56-latek został ciężko ranny w swoim łóżku! Wystarczyła chwila nieuwagi. Dramat pod Staszowem

2025-12-22 9:42

56-latek z Pliskowoli pod Staszowem został ciężko ranny wskutek pożaru, jaki objął jego łóżko. Do wypadku doszło w niedzielę, 21 grudnia, w godzinach wieczornych, po tym jak mężczyzna prawdopodobnie zasnął z papierosem. W domu jednorodzinnym, gdzie miało miejsce zdarzenie, były jeszcze dwie starsze osoby, z których jedna poczuła swąd dymu i wezwała na miejsce służby ratownicze.

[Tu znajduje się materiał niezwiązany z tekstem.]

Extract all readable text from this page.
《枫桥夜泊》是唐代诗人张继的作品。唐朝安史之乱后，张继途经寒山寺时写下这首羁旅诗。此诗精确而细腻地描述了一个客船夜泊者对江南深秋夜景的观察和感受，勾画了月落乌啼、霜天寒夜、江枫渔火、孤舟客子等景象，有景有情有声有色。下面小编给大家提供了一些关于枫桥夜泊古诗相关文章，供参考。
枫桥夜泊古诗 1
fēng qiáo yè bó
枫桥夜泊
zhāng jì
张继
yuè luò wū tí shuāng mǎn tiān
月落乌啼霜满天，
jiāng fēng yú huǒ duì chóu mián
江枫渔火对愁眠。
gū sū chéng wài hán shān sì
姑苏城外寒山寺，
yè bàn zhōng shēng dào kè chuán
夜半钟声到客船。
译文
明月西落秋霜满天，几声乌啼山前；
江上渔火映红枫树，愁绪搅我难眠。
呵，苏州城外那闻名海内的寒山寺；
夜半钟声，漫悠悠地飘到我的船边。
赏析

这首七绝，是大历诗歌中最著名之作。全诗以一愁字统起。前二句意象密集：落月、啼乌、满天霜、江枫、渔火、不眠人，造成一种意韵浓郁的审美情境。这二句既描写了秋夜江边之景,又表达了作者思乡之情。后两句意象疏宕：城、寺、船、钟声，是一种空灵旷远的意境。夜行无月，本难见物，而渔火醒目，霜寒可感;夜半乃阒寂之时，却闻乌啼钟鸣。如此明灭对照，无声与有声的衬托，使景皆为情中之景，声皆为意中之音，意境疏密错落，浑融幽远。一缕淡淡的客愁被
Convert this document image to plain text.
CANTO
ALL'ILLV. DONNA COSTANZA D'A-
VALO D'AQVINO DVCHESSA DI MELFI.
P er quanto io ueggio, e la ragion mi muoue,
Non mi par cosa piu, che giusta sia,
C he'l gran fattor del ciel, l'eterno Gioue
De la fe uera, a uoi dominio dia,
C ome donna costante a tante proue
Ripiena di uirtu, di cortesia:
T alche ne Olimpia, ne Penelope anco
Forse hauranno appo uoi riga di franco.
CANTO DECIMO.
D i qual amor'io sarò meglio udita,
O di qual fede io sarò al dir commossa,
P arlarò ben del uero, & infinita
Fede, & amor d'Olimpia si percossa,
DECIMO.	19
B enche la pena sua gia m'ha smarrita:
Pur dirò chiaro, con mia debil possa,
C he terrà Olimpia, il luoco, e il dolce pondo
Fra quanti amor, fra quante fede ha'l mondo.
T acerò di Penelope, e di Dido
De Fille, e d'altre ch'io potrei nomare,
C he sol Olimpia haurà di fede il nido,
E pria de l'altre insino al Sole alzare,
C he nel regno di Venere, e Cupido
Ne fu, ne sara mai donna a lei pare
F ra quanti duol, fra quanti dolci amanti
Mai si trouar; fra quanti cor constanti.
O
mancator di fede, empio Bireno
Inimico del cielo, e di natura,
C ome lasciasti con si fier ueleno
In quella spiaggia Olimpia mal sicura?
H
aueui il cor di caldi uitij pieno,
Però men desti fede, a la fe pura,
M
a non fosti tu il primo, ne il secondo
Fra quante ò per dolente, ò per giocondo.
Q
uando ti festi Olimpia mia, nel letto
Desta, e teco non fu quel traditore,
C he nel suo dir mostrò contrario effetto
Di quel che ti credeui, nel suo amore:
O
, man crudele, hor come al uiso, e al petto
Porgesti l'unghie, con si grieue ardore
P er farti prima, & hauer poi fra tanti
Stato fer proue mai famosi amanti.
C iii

Pliskowola. 56-latek ciężko ranny w pożarze łóżka. Zasnął z papierosem?

i

Autor: Wygenerowane przez AI 56-latek z Pliskowoli pod Staszowem został ciężko ranny wskutek pożaru, jaki objął jego łóżko. Do wypadku doszło w niedzielę, 21 grudnia, w godzinach wieczornych, po tym jak mężczyzna prawdopodobnie zasnął z papierosem, zdj. ilustracyjne
  • Pożar w domu jednorodzinnym w Pliskowoli pod Staszowem spowodował ciężkie obrażenia u 56-latka.
  • Prawdopodobną przyczyną zdarzenia było zaśnięcie przez mężczyznę z papierosem w łóżku.
  • Poszkodowany 56-latek został przetransportowany karetką do szpitala w Sandomierzu, a stamtąd śmigłowcem LPR do szpitala na Śląsku.
  • Jakie były dokładne okoliczności tego tragicznego pożaru i co jeszcze wydarzyło się w domu?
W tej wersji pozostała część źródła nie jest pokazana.